These masala spice coated peanuts are the perfect munchie to put out at a party or to keep around the house as a snack. The peanuts are covered in a savory blend of spices and a tasty batter and then baked. You won't be able to stop eating these things.
Baked Curry Peanuts [Vegan, Gluten-Free]
- 1 cup roasted peanuts, unsalted and skinned
- 1/2 cup chickpea flour
- 3 tablespoons rice flour
- 2 teaspoons red chili powder
- A pinch turmeric powder
- 1/4 teaspoon baking soda
- 3-4 curry leaves, chopped
- 1 clove garlic
- 1/2 teaspoon garlic powder
- Salt, to taste
- 2 teaspoons oil
- 4 teaspoons water
- Preheat oven to 425°F.
- Line a medium baking tray with parchment paper.
- Combine the peanuts with all the dry ingredients in a bowl.
- Add oil and water, one teaspoon at a time, and combine them with a fork until the batter clumps together around the peanuts.

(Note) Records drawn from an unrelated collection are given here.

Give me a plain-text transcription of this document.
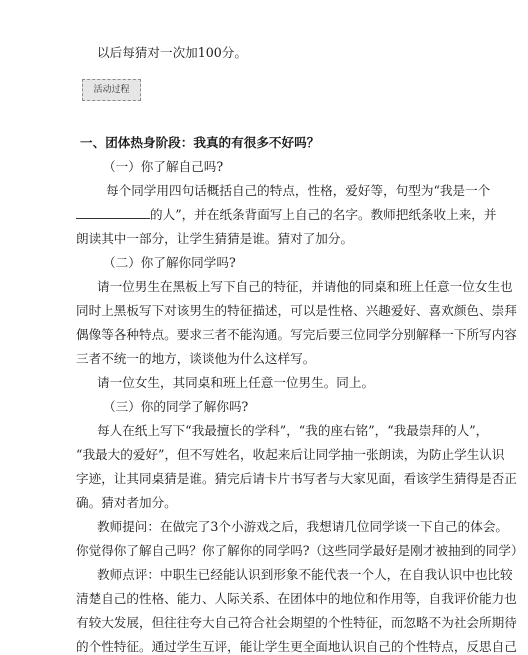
以后每猜对一次加100分。
活动过程
一、团体热身阶段：我真的有很多不好吗？
（一）你了解自己吗?
每个同学用四句话概括自己的特点，性格，爱好等，句型为“我是一个
的人”，并在纸条背面写上自己的名字。教师把纸条收上来，并
朗读其中一部分，让学生猜猜是谁。猜对了加分。
（二）你了解你同学吗?
请一位男生在黑板上写下自己的特征，并请他的同桌和班上任意一位女生也
同时上黑板写下对该男生的特征描述，可以是性格、兴趣爱好、喜欢颜色、崇拜
偶像等各种特点。要求三者不能沟通。写完后要三位同学分别解释一下所写内容
三者不统一的地方，谈谈他为什么这样写。
请一位女生，其同桌和班上任意一位男生。同上。
（三）你的同学了解你吗?
每人在纸上写下“我最擅长的学科”，“我的座右铭”，“我最崇拜的人”，
“我最大的爱好”，但不写姓名，收起来后让同学抽一张朗读，为防止学生认识
字迹，让其同桌猜是谁。猜完后请卡片书写者与大家见面，看该学生猜得是否正
确。猜对者加分。
教师提问：在做完了3个小游戏之后，我想请几位同学谈一下自己的体会。
你觉得你了解自己吗？你了解你的同学吗?（这些同学最好是刚才被抽到的同学）
教师点评：中职生已经能认识到形象不能代表一个人，在自我认识中也比较
清楚自己的性格、能力、人际关系、在团体中的地位和作用等，自我评价能力也
有较大发展，但往往夸大自己符合社会期望的个性特征，而忽略不为社会所期待
的个性特征。通过学生互评，能让学生更全面地认识自己的个性特点，反思自己
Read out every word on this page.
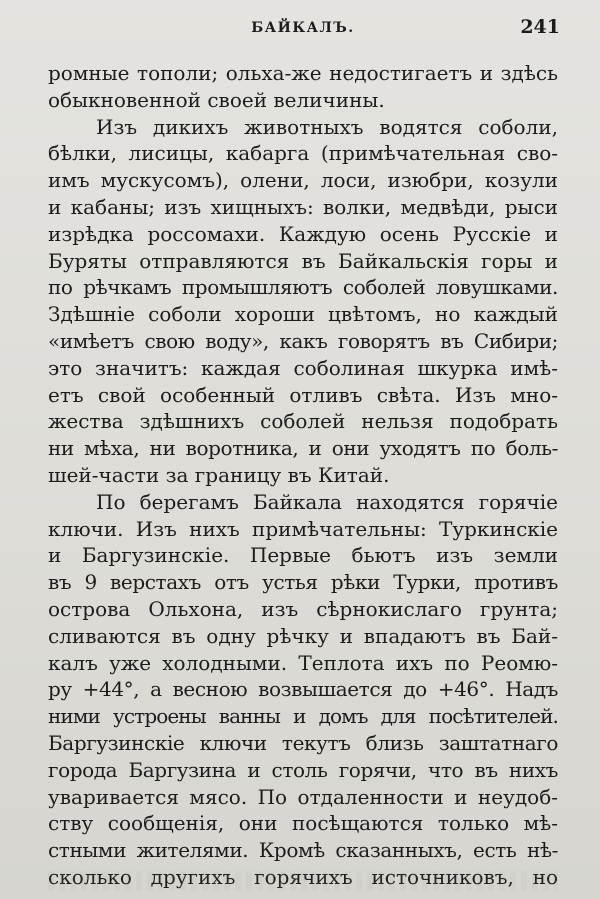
БАЙКАЛЪ.	241
ромные тополи; ольха-же недостигаетъ и здѣсь
обыкновенной своей величины.
Изъ дикихъ животныхъ водятся соболи,
бѣлки, лисицы, кабарга (примѣчательная сво-
имъ мускусомъ), олени, лоси, изюбри, козули
и кабаны; изъ хищныхъ: волки, медвѣди, рыси
изрѣдка россомахи. Каждую осень Русскіе и
Буряты отправляются въ Байкальскія горы и
по рѣчкамъ промышляютъ соболей ловушками.
Здѣшніе соболи хороши цвѣтомъ, но каждый
«имѣетъ свою воду», какъ говорятъ въ Сибири;
это значитъ: каждая соболиная шкурка имѣ-
етъ свой особенный отливъ свѣта. Изъ мно-
жества здѣшнихъ соболей нельзя подобрать
ни мѣха, ни воротника, и они уходятъ по боль-
шей-части за границу въ Китай.
По берегамъ Байкала находятся горячіе
ключи. Изъ нихъ примѣчательны: Туркинскіе
и Баргузинскіе. Первые бьютъ изъ земли
въ 9 верстахъ отъ устья рѣки Турки, противъ
острова Ольхона, изъ сѣрнокислаго грунта;
сливаются въ одну рѣчку и впадаютъ въ Бай-
калъ уже холодными. Теплота ихъ по Реомю-
ру +44°, а весною возвышается до +46°. Надъ
ними устроены ванны и домъ для посѣтителей.
Баргузинскіе ключи текутъ близь заштатнаго
города Баргузина и столь горячи, что въ нихъ
уваривается мясо. По отдаленности и неудоб-
ству сообщенія, они посѣщаются только мѣ-
стными жителями. Кромѣ сказанныхъ, есть нѣ-
сколько другихъ горячихъ источниковъ, но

- Transfer them to the prepared baking tray and use the fork to break the clumps up and spread it as evenly as you can.
- Bake them in the preheated oven at 425°F for 10-12 minutes.
- Stir and rotate the tray every 5 minutes and break up more clumps as you stir.
- Let them cool completely on the tray. If there are any uncooked clumps, put them back in the oven for a few minutes.
- Store them in an airtight container for 2 weeks.